In piena campagna elettorale per le politiche, nel tentativo di riconquistare una solida maggioranza alla Knesset, dopo che il voto di aprile si è concluso con un nulla di fatto e l’impossibilità di formare il governo, Netanyahu ha rilanciato l’intenzione di annettere tutti gli insediamenti.

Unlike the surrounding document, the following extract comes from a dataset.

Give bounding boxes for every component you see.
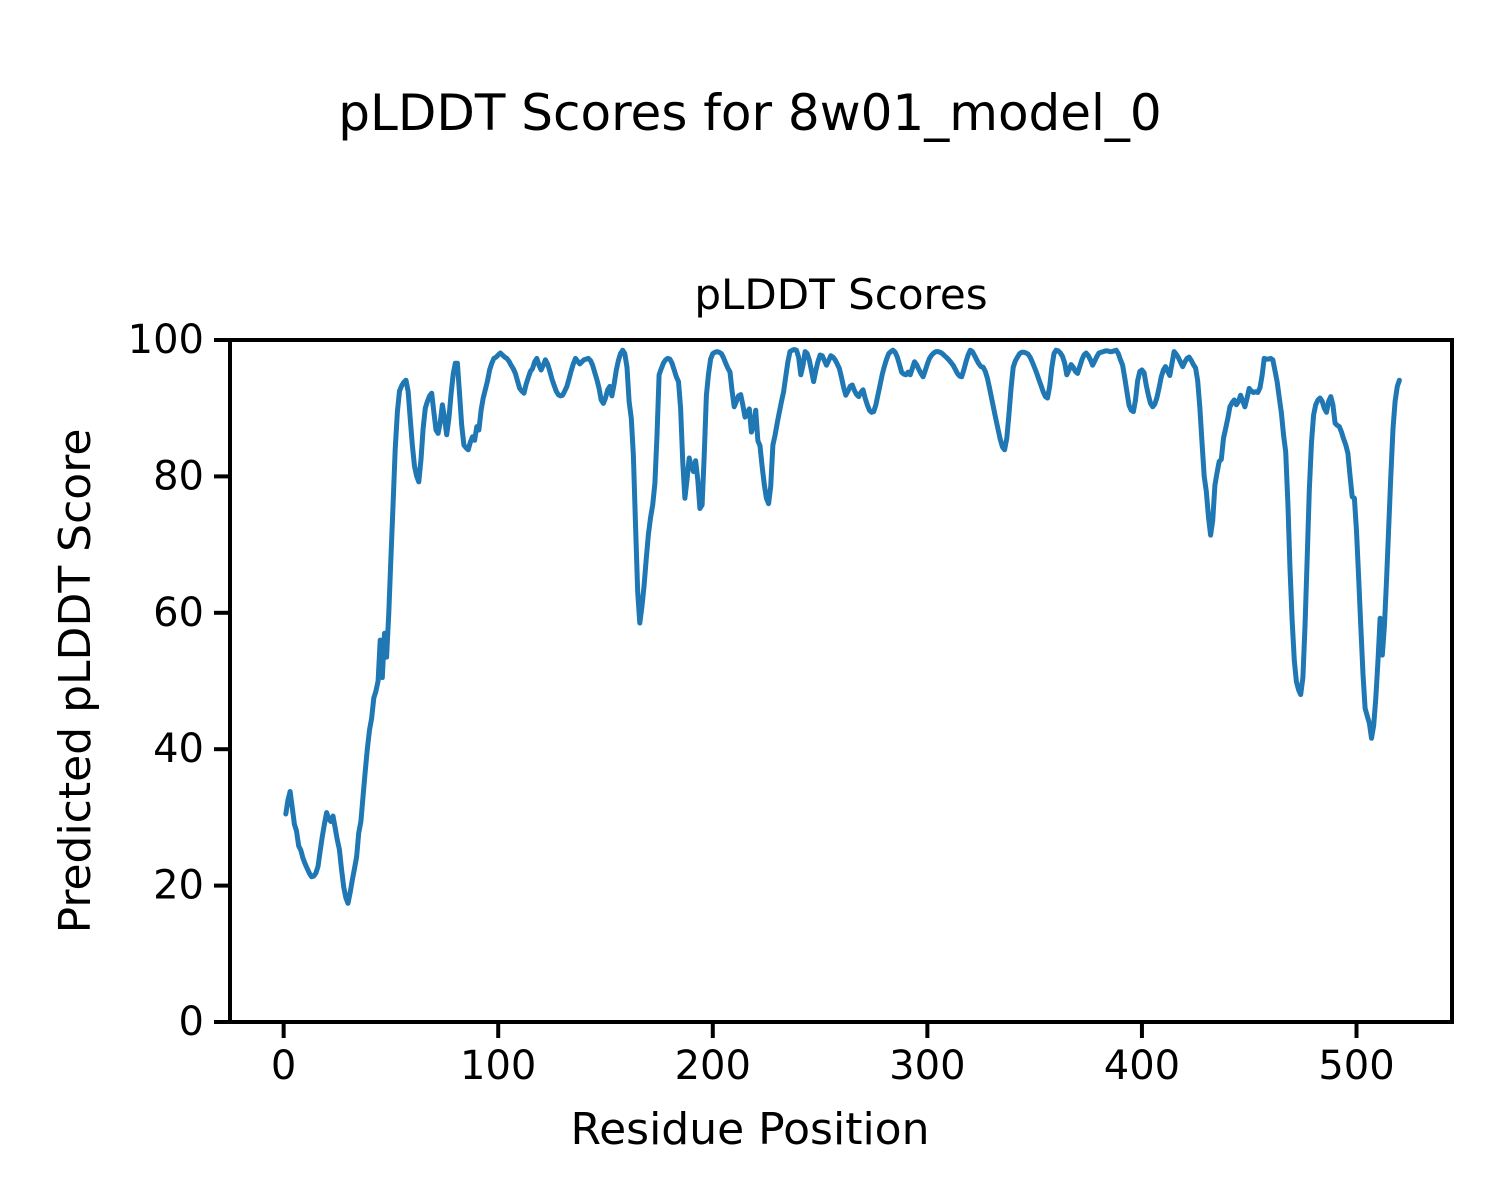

Egli ha inoltre promesso di annettere anche la valle del Giordano, scatenando le ire del mondo palestinese e - questa volta - di diverse monarchie del Golfo, in primis l’Arabia Saudita con la quale si registra da tempo un avvicinamento in chiave anti-iraniana.

Sul fronte interno egli ha sbandierato a più riprese il “pericolo arabo”, mentre sul piano internazionale l’obiettivo numero uno degli attacchi resta l’Iran considerato “la più grave minaccia” alla sopravvivenza di Israele. Oltre a rafforzare la politica coloniale, Netanyahu ha anche cercato di piazzare telecamere nei seggi: per garantire la regolarità del voto, secondo gli esponenti del partito di governo; per intimidire gli elettori arabi e gli oppositori, rispondono i suoi avversari che con un voto alla Knesset sono riusciti a bloccare la legge e scongiurare il “grande fratello” elettorale.  

Secondo la fonte di AsiaNews anche l’ufficio di presidenza guarda con attenzione al voto. “Soprattutto dopo il dibattito tv fra Gantz e Netanyahu - spiega - quando il premier uscente interpellato con una domanda diretta non ha chiarito se intende restituire l’incarico nelle mani del capo dello Stato se non sarà in grado di formare un governo. Cinque mesi fa ha spinto per il voto, ora il quadro pone nuovi e più pressanti interrogativi”. La sfida elettorale, conclude, si giocherà “sulla percentuali di votanti e sul ruolo che avranno i piccoli partiti di destra, che potrebbero all’ultimo sostenere la corsa di Netanyahu in cambio di concessioni post voto”.